Donald Trump’ın “Ohio giderse ülke gider” sloganı bu gelişmeler ışığında okunduğunda anlam kazanmaktadır.[5] Trump’ın korumacı, yerelci ve istihdam vaat eden popülist söylemleri ile birlikte ötekileştirici siyasal söylemlerinin gerisinde ABD ekonomisinde yaşanan sınai depremler bulunuyor. Şüphesiz burada sadece milli gelir kayıplarından, kapanan fabrikalardan ve azalan üretimden bahsetmiyoruz. Bütün bunlar beraberinde kayıp yaşayan bölgelerin insanları üzerinde ciddi yaşamsal sonuçlar üretiyor. Ekonomideki sallantılar kendini bir süre sonra toplumsal ve siyasal yapıda hissettirmeye başlıyor. Peki, böyle bir ortamda neden daha çok eşitlik, sosyal adalet ve özgürlük vaat eden politikalar değil de sağ popülist politikalar öne çıkıyor?

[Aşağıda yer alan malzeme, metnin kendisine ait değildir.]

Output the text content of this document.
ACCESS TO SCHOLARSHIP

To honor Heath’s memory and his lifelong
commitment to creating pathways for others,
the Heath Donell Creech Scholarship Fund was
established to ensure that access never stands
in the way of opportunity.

Şunu belirtmek gerekir ki sağ popülist politikalar ve söylemler seçmenlere onların durumlarını daha kötü yapacağını söylemiyor. Aksine daha müreffeh, zengin ve mutlu bir hayat vaat ediyor. Muhtemelen bu vaatlerini küçük bir azınlık için de gerçekleştiriyorlar.  Ancak bu yapılırken ekonomik ve toplumsal gerçekler yerine bunların bir öneminin kalmadığı veya rafa kaldırıldığı bir dil mobilize ediliyor. Post-hakikat dili olarak adlandırılan bu söylemler, yaşanan sorunlara dair hakiki tespit ve tartışmalara değil, insanları kolayca ikna edebilecek ve bir günah keçisi aramalarını sağlayacak dilsel oyunlara dayanıyor. Bu dil oyunları içerisinde önemli olan ne olduğu değil, ne söylendiği ve bunun ikna gücüdür. Bu dil ikna gücünü de ortaya çıkan problemlere dair ürettiği muhayyel “şer odaklarından” devşiriyor. Bu söylem içerisinde artık her şey mubahtır ve hedeftedir. Dolayısıyla adalet ve adalete dair tartışmalar da ortadan kalkıyor.

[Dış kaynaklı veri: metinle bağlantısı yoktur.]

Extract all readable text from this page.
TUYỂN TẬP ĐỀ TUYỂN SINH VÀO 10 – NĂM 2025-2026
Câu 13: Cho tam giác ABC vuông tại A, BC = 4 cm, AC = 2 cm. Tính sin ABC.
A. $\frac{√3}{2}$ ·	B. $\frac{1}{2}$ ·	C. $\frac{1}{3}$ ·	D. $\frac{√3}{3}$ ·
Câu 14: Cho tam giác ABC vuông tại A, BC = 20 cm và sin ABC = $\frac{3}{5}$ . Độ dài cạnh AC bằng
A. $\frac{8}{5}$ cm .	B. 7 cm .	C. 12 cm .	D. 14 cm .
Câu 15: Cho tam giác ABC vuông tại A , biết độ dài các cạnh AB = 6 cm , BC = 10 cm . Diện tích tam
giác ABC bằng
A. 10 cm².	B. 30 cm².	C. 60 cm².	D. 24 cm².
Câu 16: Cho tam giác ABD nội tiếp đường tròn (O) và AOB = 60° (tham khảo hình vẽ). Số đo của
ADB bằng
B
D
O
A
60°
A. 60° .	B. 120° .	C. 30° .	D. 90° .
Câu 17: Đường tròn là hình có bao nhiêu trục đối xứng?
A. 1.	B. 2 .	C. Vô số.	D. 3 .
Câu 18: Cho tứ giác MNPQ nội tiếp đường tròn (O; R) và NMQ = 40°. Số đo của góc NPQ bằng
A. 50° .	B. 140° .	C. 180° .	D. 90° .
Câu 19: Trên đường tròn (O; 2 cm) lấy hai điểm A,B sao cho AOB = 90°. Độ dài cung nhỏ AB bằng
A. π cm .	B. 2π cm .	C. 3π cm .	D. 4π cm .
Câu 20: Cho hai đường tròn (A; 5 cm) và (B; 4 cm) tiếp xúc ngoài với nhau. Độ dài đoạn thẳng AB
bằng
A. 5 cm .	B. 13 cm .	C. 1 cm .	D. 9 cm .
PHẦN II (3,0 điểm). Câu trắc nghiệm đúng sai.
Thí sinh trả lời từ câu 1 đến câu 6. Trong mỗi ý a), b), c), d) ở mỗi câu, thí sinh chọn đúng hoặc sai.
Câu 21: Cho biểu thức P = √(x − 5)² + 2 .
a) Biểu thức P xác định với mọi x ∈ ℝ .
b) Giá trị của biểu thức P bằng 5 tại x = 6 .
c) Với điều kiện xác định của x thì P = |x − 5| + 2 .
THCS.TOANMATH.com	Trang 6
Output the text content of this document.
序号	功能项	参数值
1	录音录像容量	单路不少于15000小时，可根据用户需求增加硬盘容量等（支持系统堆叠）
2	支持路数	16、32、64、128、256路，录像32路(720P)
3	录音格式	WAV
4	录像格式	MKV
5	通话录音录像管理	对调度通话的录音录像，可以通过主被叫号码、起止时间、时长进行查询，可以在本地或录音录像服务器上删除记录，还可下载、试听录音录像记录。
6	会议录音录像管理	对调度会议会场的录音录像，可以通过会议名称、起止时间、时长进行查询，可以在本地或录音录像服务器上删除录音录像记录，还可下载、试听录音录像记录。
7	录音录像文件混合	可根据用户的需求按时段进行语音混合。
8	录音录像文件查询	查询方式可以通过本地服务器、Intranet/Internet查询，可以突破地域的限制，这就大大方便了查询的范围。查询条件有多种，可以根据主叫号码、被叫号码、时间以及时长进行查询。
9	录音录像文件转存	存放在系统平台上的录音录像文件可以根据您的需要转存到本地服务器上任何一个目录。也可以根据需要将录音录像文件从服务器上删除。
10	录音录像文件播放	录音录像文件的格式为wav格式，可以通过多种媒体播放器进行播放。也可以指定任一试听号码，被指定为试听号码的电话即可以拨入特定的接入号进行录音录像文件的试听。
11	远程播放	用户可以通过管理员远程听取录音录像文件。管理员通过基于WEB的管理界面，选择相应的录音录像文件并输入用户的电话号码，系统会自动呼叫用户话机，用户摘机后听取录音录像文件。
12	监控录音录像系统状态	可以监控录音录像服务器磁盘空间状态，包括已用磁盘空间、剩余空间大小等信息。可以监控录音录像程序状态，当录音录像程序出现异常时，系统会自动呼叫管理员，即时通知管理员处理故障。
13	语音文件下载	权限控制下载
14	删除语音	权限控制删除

Toplumsal ve ekonomik sorunlara dair nihai çözümlerin olduğunu söyleyemeyiz. Bu sorunlara dair her türlü çözüm reçetesi gerisinde politik ve toplumsal mücadelelerin tarihini saklar. Ortaya çıkan sorunların basitleştirici bir dille değil, gerçekliğin ele avuca sığmaz yapısına saygı içeren çoğul perspektiflerle tartışılması önemlidir. Post-hakikat dil oyunları elimizden bu çoğulluğu alıp kendi keyfince ürettiği sembolik bir dünyanın imparatorluğunu kurmak istiyor. Şüphesiz var olan toplumsal, ekonomik ve sosyal koşullarla kurulan muhayyel bir ilişkiyi belirten post-hakikat söylemi inandırıcı olduğu sürece de etkiler üretiyor. Fakat tıpkı, toplumu ihmal eden ekonomi politikaları gibi hakikati ve gerçekliğin çoğul yapısını önemsizleştiren söylemler de etkisi zaman içinde ortaya çıkacak ve daha da ağırlaşacak büyük depremler yaratacaktır.

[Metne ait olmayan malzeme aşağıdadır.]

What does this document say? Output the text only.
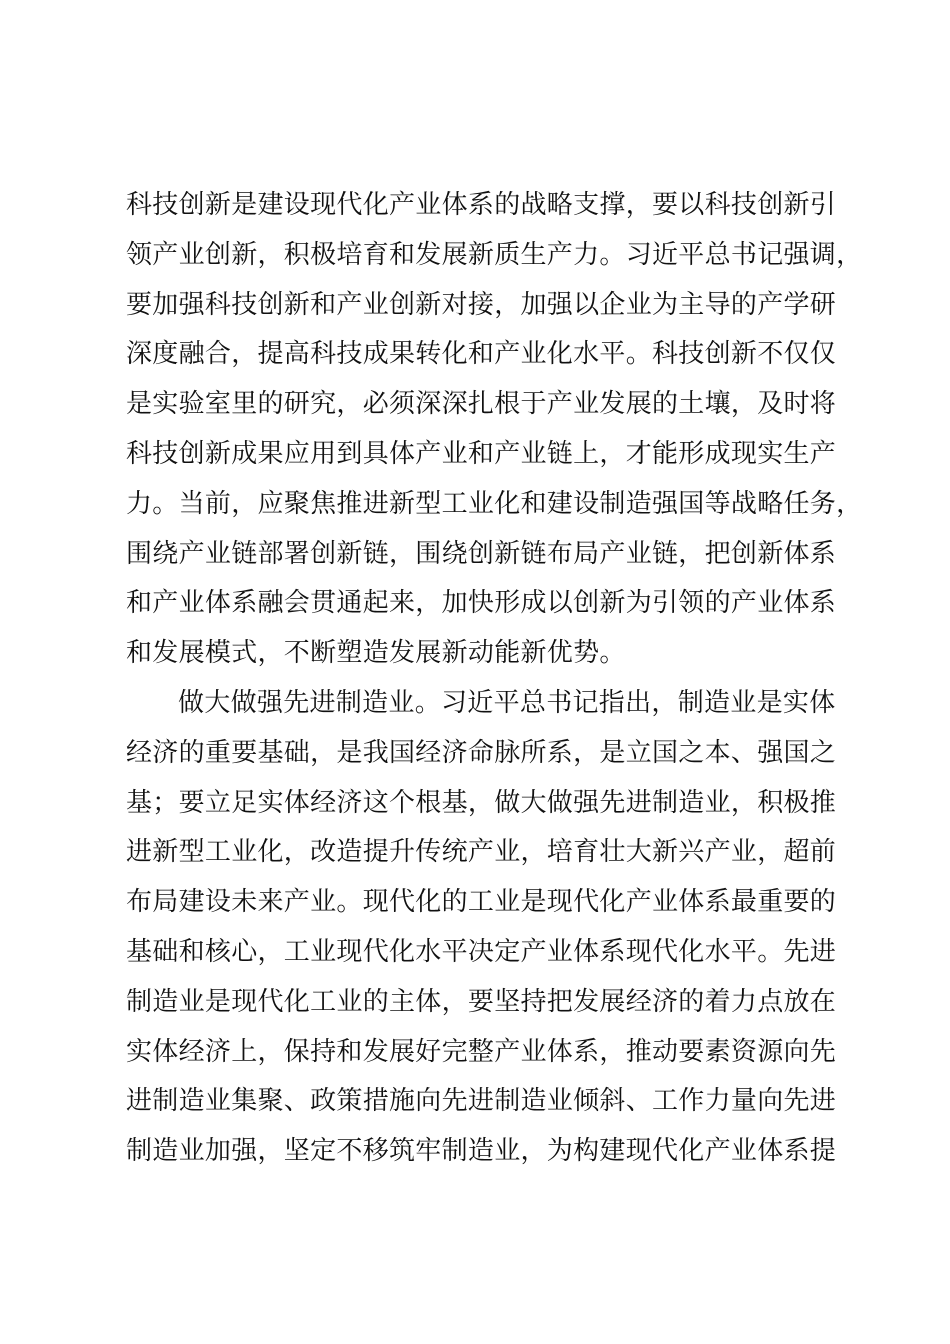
科技创新是建设现代化产业体系的战略支撑，要以科技创新引
领产业创新，积极培育和发展新质生产力。习近平总书记强调，
要加强科技创新和产业创新对接，加强以企业为主导的产学研
深度融合，提高科技成果转化和产业化水平。科技创新不仅仅
是实验室里的研究，必须深深扎根于产业发展的土壤，及时将
科技创新成果应用到具体产业和产业链上，才能形成现实生产
力。当前，应聚焦推进新型工业化和建设制造强国等战略任务，
围绕产业链部署创新链，围绕创新链布局产业链，把创新体系
和产业体系融会贯通起来，加快形成以创新为引领的产业体系
和发展模式，不断塑造发展新动能新优势。
做大做强先进制造业。习近平总书记指出，制造业是实体
经济的重要基础，是我国经济命脉所系，是立国之本、强国之
基；要立足实体经济这个根基，做大做强先进制造业，积极推
进新型工业化，改造提升传统产业，培育壮大新兴产业，超前
布局建设未来产业。现代化的工业是现代化产业体系最重要的
基础和核心，工业现代化水平决定产业体系现代化水平。先进
制造业是现代化工业的主体，要坚持把发展经济的着力点放在
实体经济上，保持和发展好完整产业体系，推动要素资源向先
进制造业集聚、政策措施向先进制造业倾斜、工作力量向先进
制造业加强，坚定不移筑牢制造业，为构建现代化产业体系提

[1] Karl Polanyi, Büyük Dönüşüm: Çağımızın Siyasal ve Ekonomik Kökenleri, çev. Ayşe Buğra, İletişim Yayınları, İstanbul, 2000.

[2] Thibaut Bidet-Mayer et Philippe Frocrain, “Où va l’industrie américaine?”, Les Synthèses de La Fabrique, Numéro 11, Janvier 2017,  http://www.la-fabrique.fr/wp-content/uploads/2017/01/S11-O%C3%B9-va-lindustrie-am%C3%A9ricaine.pdf.

[3] A.g.e.

[4] A.g.e.

[5] A.g.e.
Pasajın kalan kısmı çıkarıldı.